India’s Supreme Court to Consider Rights for Dalit Christians
Lower-caste Christians excluded from quota system for jobs and education
www.compassdirect.org
by Satya Kumar
 
DELHI, February 17 (Compass) -- India’s Supreme Court has decided to study the legal implications of denying job and education quotas for Dalit Christians.
 
“It is a crucial issue and we would examine the legal side ... on the basis of the rulings cited by the petitioner and the Attorney General,” an apex court bench comprised of Chief Justice R.C. Lahoti and Justice G.P. Mathur said on February 11.
 
With the decision, the Supreme Court turned down a government plea to keep the judiciary out of public policy issues. It is expected to review the matter when it re-convenes in four weeks.
 
Dalits occupy the lowest rung on India’s caste ladder. As such they are often denied access to certain types of employment and institutes of higher learning.
 
India’s quota system reserves a certain number of employment and educational placements for members of lower castes. Initially, Dalits converting to Hindusim, Sikhism or Buddhism were excluded from the reservation provision. After lobbying in recent years, the government amended the law so that followers of these religions were covered by the quota system. However, Dalit Christian and Muslim converts are still excluded.
 
About 26 percent of government jobs in India are reserved for the Dalits and other so-called “backward castes” with the aim of bringing them to the political and social mainstream.
 
However, while lobbying by Hindu, Sikh and Buddhist groups resulted in a favorable amendment to the existing law, a virulent campaign by Hindu nationalists has stalled such a concession for Dalit Christians.
 
Senior advocate Prashant Bhushan is spearheading the issue in the Supreme Court on the basis of a petition filed by the Center for Public Interest Litigation.
 
“We are saying that this provision is unconstitutional,” Bhushan told Compass. “It discriminates against a person on the basis of his or her religion.
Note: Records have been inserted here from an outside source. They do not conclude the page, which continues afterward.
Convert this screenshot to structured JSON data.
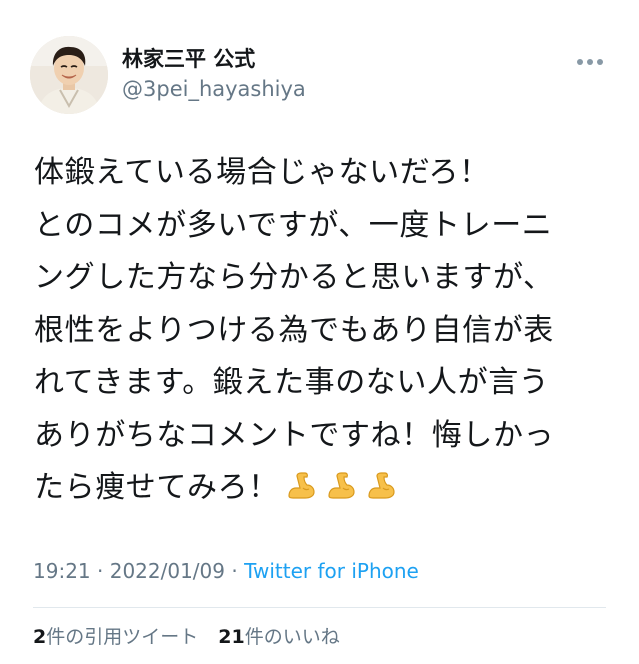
{
  "user": {
    "display_name": "林家三平 公式",
    "handle": "@3pei_hayashiya"
  },
  "tweet": {
    "lines": [
      "体鍛えている場合じゃないだろ！",
      "とのコメが多いですが、一度トレーニ",
      "ングした方なら分かると思いますが、",
      "根性をよりつける為でもあり自信が表",
      "れてきます。鍛えた事のない人が言う",
      "ありがちなコメントですね！悔しかっ",
      "たら痩せてみろ！"
    ],
    "emoji": [
      "flexed-biceps",
      "flexed-biceps",
      "flexed-biceps"
    ]
  },
  "meta": {
    "time": "19:21",
    "separator": "·",
    "date": "2022/01/09",
    "source": "Twitter for iPhone"
  },
  "stats": {
    "quote_count": "2",
    "quote_label": "件の引用ツイート",
    "like_count": "21",
    "like_label": "件のいいね"
  },
  "colors": {
    "text": "#14171a",
    "secondary": "#657786",
    "link": "#1da1f2",
    "divider": "#e1e8ed"
  }
}
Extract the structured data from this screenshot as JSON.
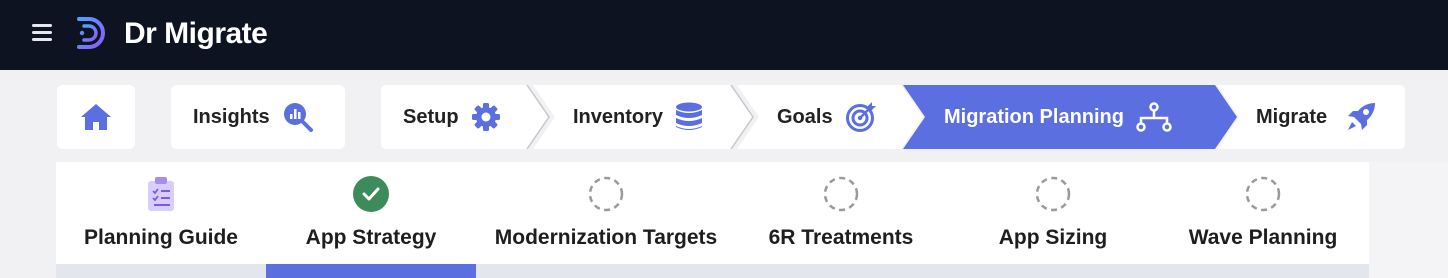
{
  "app": {
    "brand": "Dr Migrate",
    "menu_icon": "hamburger-menu-icon",
    "logo_icon": "dr-migrate-logo-icon"
  },
  "nav": {
    "home": {
      "icon": "home-icon"
    },
    "insights": {
      "label": "Insights",
      "icon": "chart-search-icon"
    },
    "steps": [
      {
        "label": "Setup",
        "icon": "gear-icon",
        "active": false
      },
      {
        "label": "Inventory",
        "icon": "database-icon",
        "active": false
      },
      {
        "label": "Goals",
        "icon": "target-icon",
        "active": false
      },
      {
        "label": "Migration Planning",
        "icon": "sitemap-icon",
        "active": true
      },
      {
        "label": "Migrate",
        "icon": "rocket-icon",
        "active": false
      }
    ]
  },
  "tabs": [
    {
      "label": "Planning Guide",
      "status": "guide",
      "icon": "clipboard-checklist-icon"
    },
    {
      "label": "App Strategy",
      "status": "complete",
      "selected": true,
      "icon": "check-circle-icon"
    },
    {
      "label": "Modernization Targets",
      "status": "pending",
      "icon": "dashed-circle-icon"
    },
    {
      "label": "6R Treatments",
      "status": "pending",
      "icon": "dashed-circle-icon"
    },
    {
      "label": "App Sizing",
      "status": "pending",
      "icon": "dashed-circle-icon"
    },
    {
      "label": "Wave Planning",
      "status": "pending",
      "icon": "dashed-circle-icon"
    }
  ],
  "colors": {
    "topbar": "#0d1321",
    "accent": "#5b6fe0",
    "complete": "#3d8a5a",
    "pending": "#9a9a9a",
    "icon_blue": "#5b6fe0"
  }
}
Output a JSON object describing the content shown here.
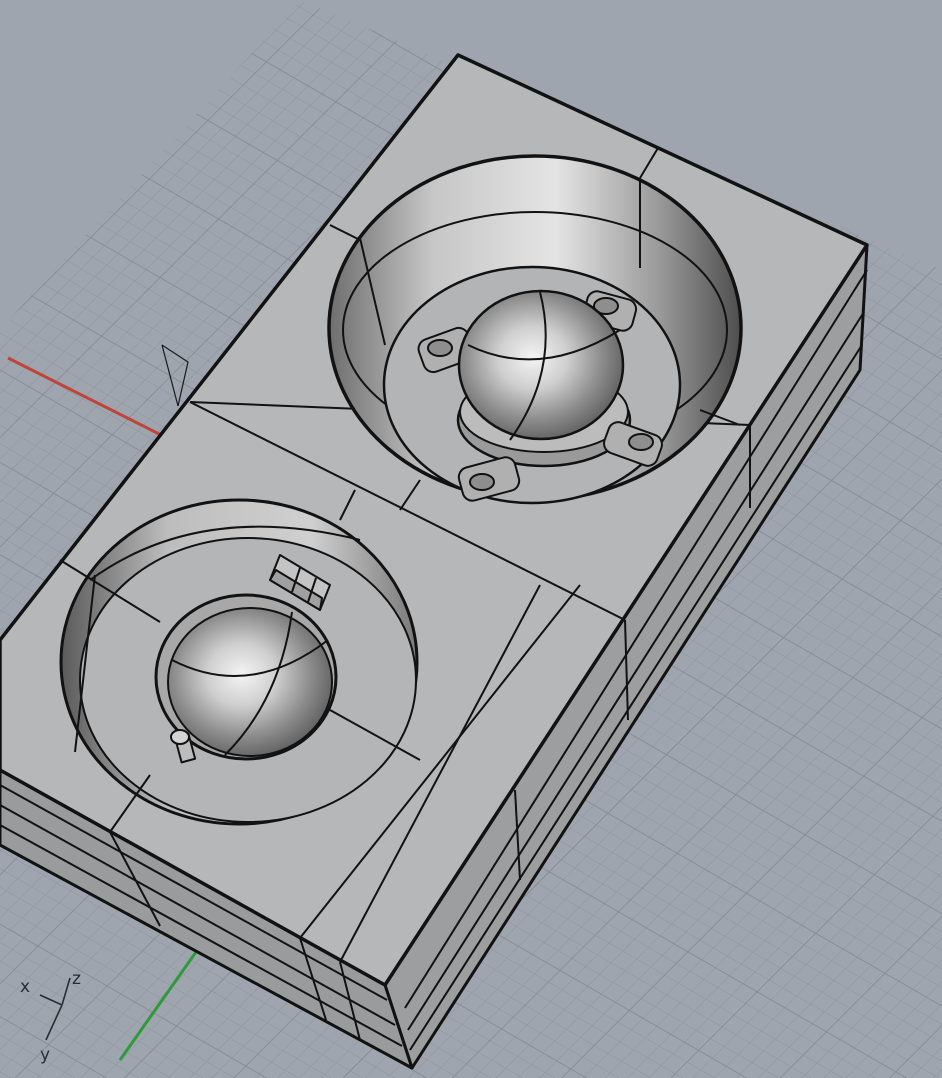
{
  "viewport": {
    "background": "#9ea5ae",
    "grid_color": "#8a9199",
    "x_axis_color": "#c0443a",
    "y_axis_color": "#2e9a3a",
    "model_fill": "#b7b9bb",
    "model_edge": "#121212"
  },
  "gizmo": {
    "x_label": "x",
    "y_label": "y",
    "z_label": "z"
  }
}
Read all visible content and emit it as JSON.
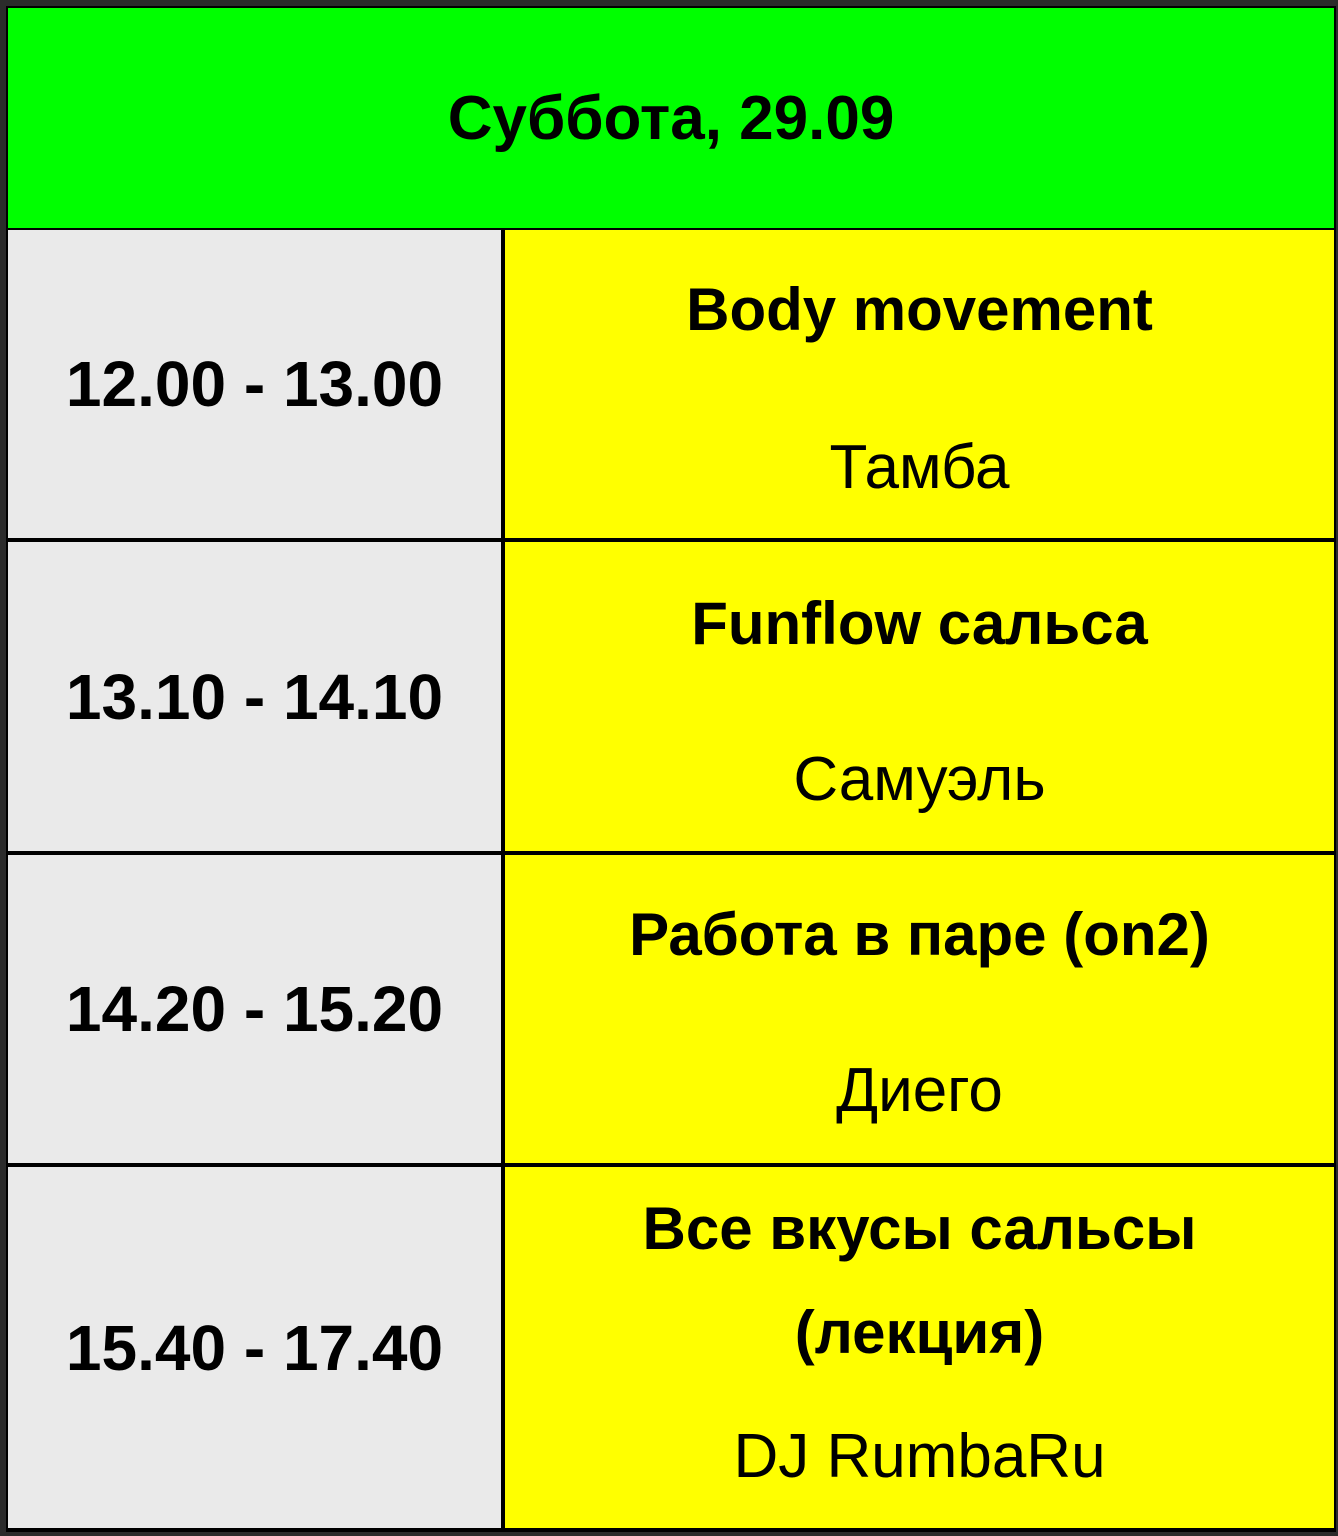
{
  "header": {
    "title": "Суббота, 29.09"
  },
  "schedule": [
    {
      "time": "12.00 - 13.00",
      "title": "Body movement",
      "host": "Тамба"
    },
    {
      "time": "13.10 - 14.10",
      "title": "Funflow сальса",
      "host": "Самуэль"
    },
    {
      "time": "14.20 - 15.20",
      "title": "Работа в паре (on2)",
      "host": "Диего"
    },
    {
      "time": "15.40 - 17.40",
      "title_line1": "Все вкусы сальсы",
      "title_line2": "(лекция)",
      "host": "DJ RumbaRu"
    }
  ],
  "colors": {
    "header_bg": "#00ff00",
    "time_bg": "#eaeaea",
    "event_bg": "#ffff00",
    "border": "#000000"
  }
}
Fundamental rights enshrined in the Constitution say that there can be no discrimination on the basis of one’s religion.”
 
In court, India’s Attorney General Milon Banerjee said he had already asked the government to look at the matter “sympathetically,” India’s national daily The Hindu reported.
 
“It is a matter of policy and legislation and the courts should keep out of it,” he said, to which the Supreme Court bench replied, “It is a very important issue.”
 
Banerjee also revealed that the Hindu nationalist Bharatiya Janata Party (BJP) had rejected a proposal to include Dalit Christians in the quota system in 2002, during their term of government.
 
“We were surprised that the Attorney General quoted in court the BJP government’s reluctance to come to the aid of Dalit Christians,” said John Dayal, president of the All India Catholic Union, in a press release issued on February 12.
 
“But nothing more was expected from the communal BJP regime.”
 
Dayal also applauded the Supreme Court’s intervention.
 
“It is a joyous day,” he wrote. “We hope that the Supreme Court will soon end the historic injustice that was done in 1950 to Dalits professing the Christian faith.”
 
Christians account for less than two percent of India’s billion-plus population.
 
Over the years, various memorandums have been presented to successive prime ministers and at many rallies held throughout the country in support of the long-pending demand of the Dalit Christians.